FIG. 2 is a diagram for explaining a structure of a glass-coated polyethylene manufactured in an example.

[Explanation of symbols]

1 Glass-coated polymer film formed on the surface of a fiber material 2 Fiber material 3 Polyolefin 4 Glass-coated polymer film formed on the surface of a fiber material 5 Fiber material (cellophane) 6 Polyolefin (polyethylene)

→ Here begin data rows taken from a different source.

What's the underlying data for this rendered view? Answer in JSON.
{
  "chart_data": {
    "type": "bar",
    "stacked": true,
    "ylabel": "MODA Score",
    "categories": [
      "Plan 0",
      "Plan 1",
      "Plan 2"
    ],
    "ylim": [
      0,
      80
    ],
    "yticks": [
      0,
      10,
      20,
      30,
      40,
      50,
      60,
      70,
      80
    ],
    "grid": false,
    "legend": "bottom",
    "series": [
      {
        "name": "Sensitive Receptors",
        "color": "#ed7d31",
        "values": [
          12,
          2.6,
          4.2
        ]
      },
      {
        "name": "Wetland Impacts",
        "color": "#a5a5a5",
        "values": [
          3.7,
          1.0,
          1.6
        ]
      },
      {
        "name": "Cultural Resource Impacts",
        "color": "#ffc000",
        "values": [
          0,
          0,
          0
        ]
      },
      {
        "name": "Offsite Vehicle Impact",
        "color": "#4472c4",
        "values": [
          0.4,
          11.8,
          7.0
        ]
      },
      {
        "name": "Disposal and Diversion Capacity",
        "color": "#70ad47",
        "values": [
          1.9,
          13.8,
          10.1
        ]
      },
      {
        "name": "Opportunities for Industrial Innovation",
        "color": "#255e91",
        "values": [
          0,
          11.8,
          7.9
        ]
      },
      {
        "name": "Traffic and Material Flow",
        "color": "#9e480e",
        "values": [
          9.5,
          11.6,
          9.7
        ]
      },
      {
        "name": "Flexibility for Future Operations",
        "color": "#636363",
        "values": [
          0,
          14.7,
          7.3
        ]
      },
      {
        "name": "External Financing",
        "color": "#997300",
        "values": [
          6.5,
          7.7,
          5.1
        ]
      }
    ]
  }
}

──────────────────────────────────────────────────続 き Continued on the front page (51) Int.Cl. ⁷ Identification symbol FI Theme coat ゛ (Reference) C08J 7/04 CEP B65D 1/00 BRNB // B65D 5/43 BSF C08L 1:00 5/42 Z F term (Ref.) BA10E DG01B DG01C EJ24 EJ42 GB16 GB71 JB06 JK01 JL16 JN01

Claims (9)

[Claims] 1. A glass-coated polyolefin characterized in that a fiber material coated with glass is attached to one or both surfaces of polyolefin. 2. The fiber material coated with glass and adhered to the polyolefin is a cellophane material coated with glass.
Glass coated polyolefin. 3. The glass-coated polyolefin according to claim 1, wherein the polyolefin is polyethylene. 4. The glass-coated olefin resin according to claim 1, wherein the glass coating applied to the fiber material is a coating of a polymer film having a polysiloxane structure as a main component. 5. A molded product obtained by molding a glass-coated polyolefin into a predetermined shape by attaching a fiber material coated with glass to one or both surfaces of the polyolefin. 6. The molded article of glass-coated polyolefin according to claim 5, wherein the fiber material coated with glass and adhered to the polyolefin is a cellophane material coated with glass. 7. The molded article of glass-coated polyolefin according to claim 5, wherein said polyolefin is polyethylene. 8. The molded article of glass-coated polyolefin according to claim 5, wherein the glass coating applied to the fiber material is a coating of a polymer film having a polysiloxane structure as a main component. 9. The molded product is a blister case, an assembly box or a petri dish.
To 8 molded products of glass-coated polyolefin.